What we can all do to help:

First, we encourage all families to contact your kids’ school and find out whether you qualify for National Free or Reduced Lunch. If so, please apply! Most applications are currently open for the upcoming school year. With inflation and food prices so high and continuing to rise, there is no shame in receiving this assistance for your child or children. Many families need financial support right now, for a million different reasons, and we’re all in this together.

Second, if you’re in a position to support Filling in the Blanks financially and help neighboring families, we will continue ramping up our programming to meet the increased demand.

The biggest thing you can do to help now is contribute monthly to Filling in the Blanks. Reliable, ongoing donations allow us to serve more kids in more areas of the state, every single weekend. It costs $25/month to fund all of a child’s weekend meals, all year round. One-time donations are also greatly appreciated.

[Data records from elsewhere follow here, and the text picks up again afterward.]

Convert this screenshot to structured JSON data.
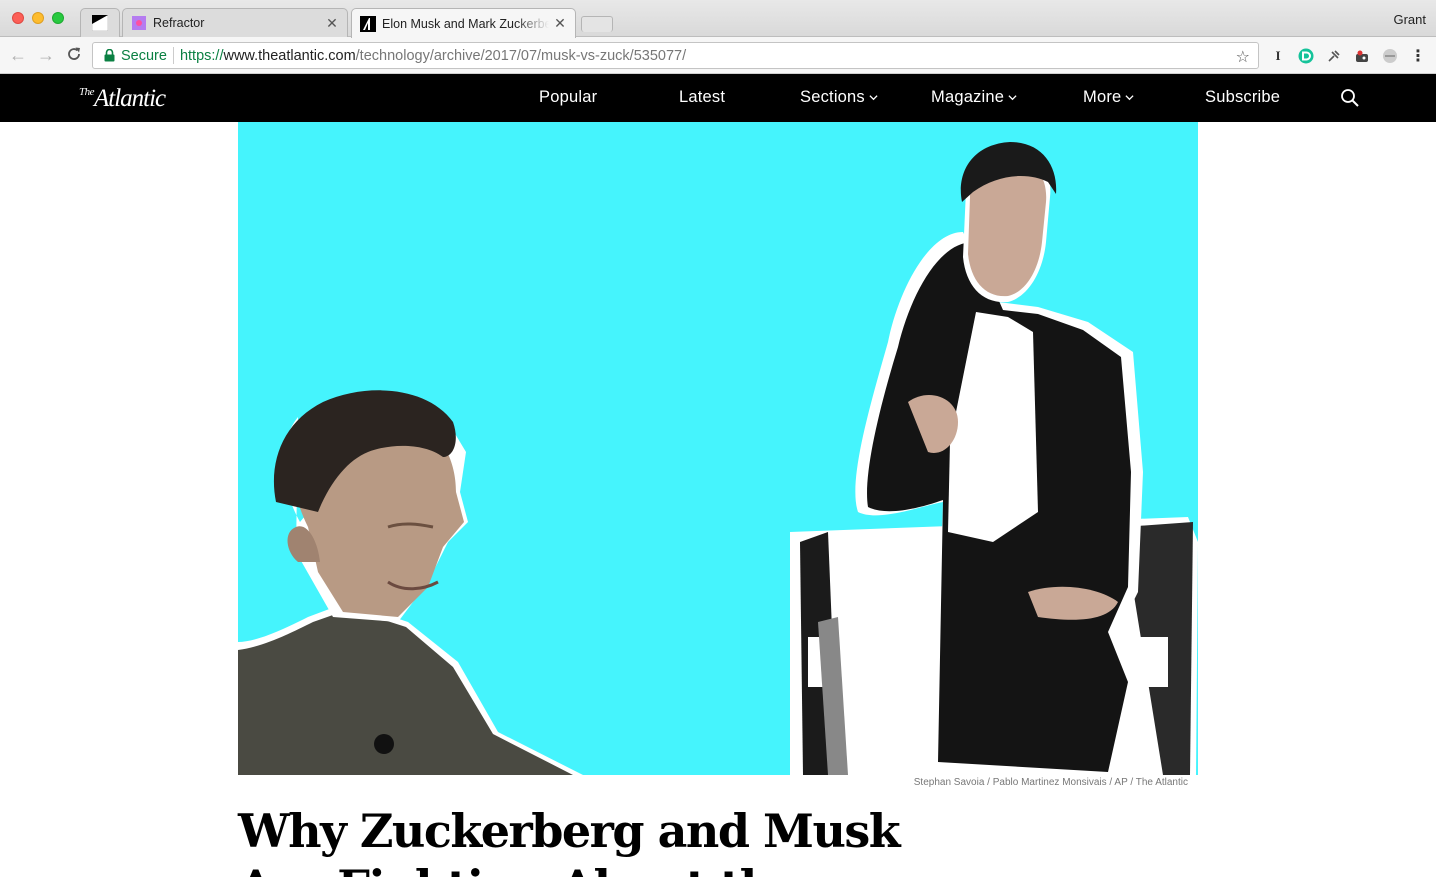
{
  "browser": {
    "tabs": [
      {
        "label": ""
      },
      {
        "label": "Refractor"
      },
      {
        "label": "Elon Musk and Mark Zuckerberg"
      }
    ],
    "profile_name": "Grant",
    "omnibox": {
      "secure_label": "Secure",
      "url_scheme": "https://",
      "url_host": "www.theatlantic.com",
      "url_path": "/technology/archive/2017/07/musk-vs-zuck/535077/"
    },
    "extensions": [
      "I"
    ]
  },
  "site": {
    "logo_the": "The",
    "logo_name": "Atlantic",
    "nav": {
      "popular": "Popular",
      "latest": "Latest",
      "sections": "Sections",
      "magazine": "Magazine",
      "more": "More",
      "subscribe": "Subscribe"
    }
  },
  "article": {
    "image_caption": "Stephan Savoia / Pablo Martinez Monsivais / AP / The Atlantic",
    "headline_line1": "Why Zuckerberg and Musk",
    "headline_line2": "Are Fighting About the"
  },
  "colors": {
    "hero_background": "#45f4fd",
    "nav_background": "#000000",
    "secure_green": "#0b8043"
  }
}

“The Filling in the Blanks meal program has been an extra blessing to most families that we serve as we know how hard times have become with prices being inflated since the pandemic. People are just trying to get through their daily struggles and this package of food helps most families more than you know. The packages are filled with some pretty decent portions and necessities that satisfy both parent and child. There are a few goodies in the bags that my students particularly look forward to receiving.” —Monica Wilson, Norwalk Housing Authority


“Filling in the Blanks is an invaluable resource for families at Westover Elementary School. Children ask me on a regular basis, “When do we get the Backpack Program?!” (As it is known by the kids.) They are so excited when Fridays come and they receive their bag of food. I hear from many families how important this extra food is for families who are struggling mightily to stay afloat. When the kindergarten students walk a bit slower to the bus, weighed down by a heavy bag of food, I am certain that this extra bit of food is essential for our families.” —Mich West, LCSW, Westover Elementary School

The abrupt end of the federal school meal waivers is a huge hurdle, but we’re not going anywhere. We will continue supplying nutritious weekend meals to as many families as we possibly can—and we’re steadily growing thanks to your support.